It’s been a while since the last installment in our “getting misled” series. One of the key issues with crystallography is that ligands are almost always modeled as binding in a single conformation. This does not necessarily reflect reality, as we discussed here. Indeed, as described here and here, subtle changes can cause ligands to dramatically change their binding modes, which could reflect the fact that the initial ligand itself had multiple binding modes, and the change simply shifts the equilibrium. In an effort to proactively seek out disparate binding conformations, Henry van den Bedem and a group of collaborators from Stanford, UCSF, Schrödinger, and Université Paris-Saclay have created a new program, which they describe in J. Med. Chem. (See here for In The Pipeline’s discussion.)
The open-source program, called qFit-ligand, starts with an existing protein-ligand structure and an electron density map. It first breaks the ligand into rigid fragments (such as rings) and rotatable bonds. Each rigid group is then allowed to move around and rotate to fit the density. Of course, this might entail the rest of the molecule moving as well to avoid bumping into the protein; up to five positions are stored for each rigid group. Combinations that best match the electron density are retained: for a ligand with three rigid groups, 15 conformations would be considered. Importantly, the entire process is automated.
The researchers validated qFit-ligand against a set of 73 reasonably high-resolution structures from the protein data bank (PDB) that had included two different binding conformations; they started with just one of the reported conformations and used their program to find the second. qFit-ligand was very effective at identifying cases where a terminal portion of the molecule had flipped or rotated, though less so for more difficult cases such as displacement of the entire ligand.
Next, the researchers turned to the D3R dataset of 145 high-quality, manually curated crystal structures, where qFit-ligand correctly identified 7 of the 10 structures with alternate conformations, and even identified an alternative conformation for a ligand that had not previously been detected.
The researchers then examined a large set of crystal structures that had been flagged as potentially dubious, and found several could be improved by including alternate conformations. Similarly, an examination of all 126 crystal structures of BRD2-4 bromodomain-ligand complexes in the PDB revealed that 12 almost certainly had previously undetected alternate binding conformations; another 24 likely did.

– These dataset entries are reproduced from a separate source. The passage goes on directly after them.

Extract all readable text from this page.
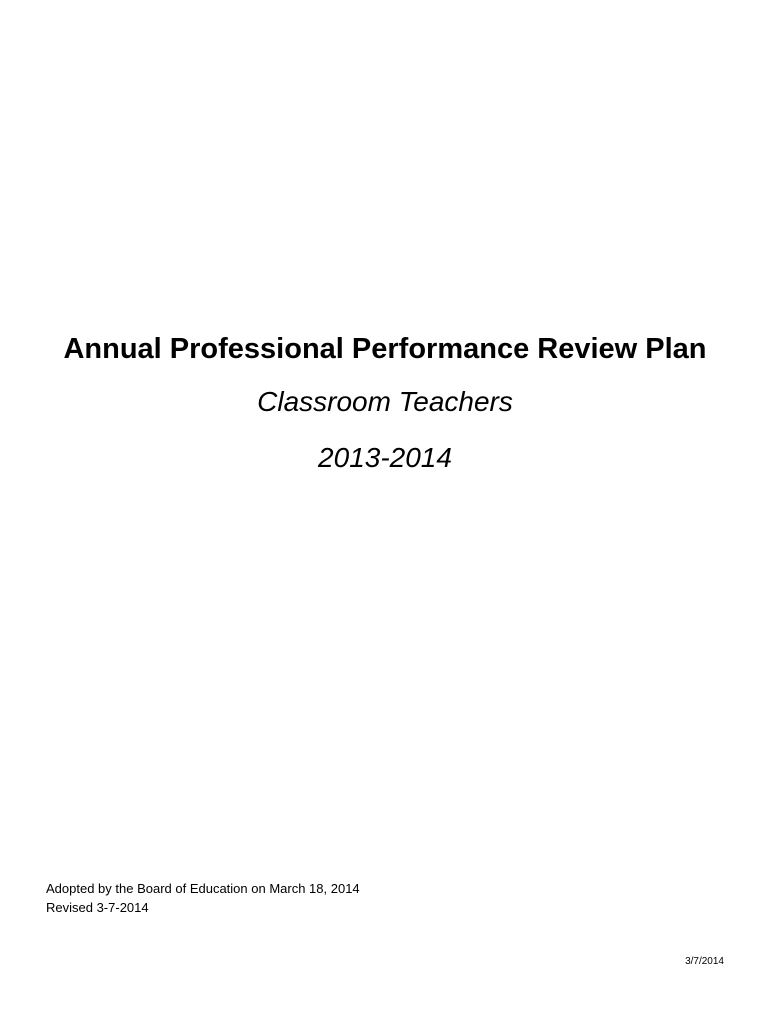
Annual Professional Performance Review Plan
Classroom Teachers
2013-2014
Adopted by the Board of Education on March 18, 2014
Revised 3-7-2014
3/7/2014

qFit-ligand strikes me as a powerful tool for getting beyond the static picture usually presented by crystallography. Because the program is automated, the researchers note, it should be complementary to high-throughput approaches such as PanDDa (which we described here). Of course, using qFit-ligand effectively assumes that everyone is aware of the potential for both false positives and negatives. As the researchers conclude, “communication between structural biologists, computational chemists, and medicinal chemists remains a requisite for successful, rational design.”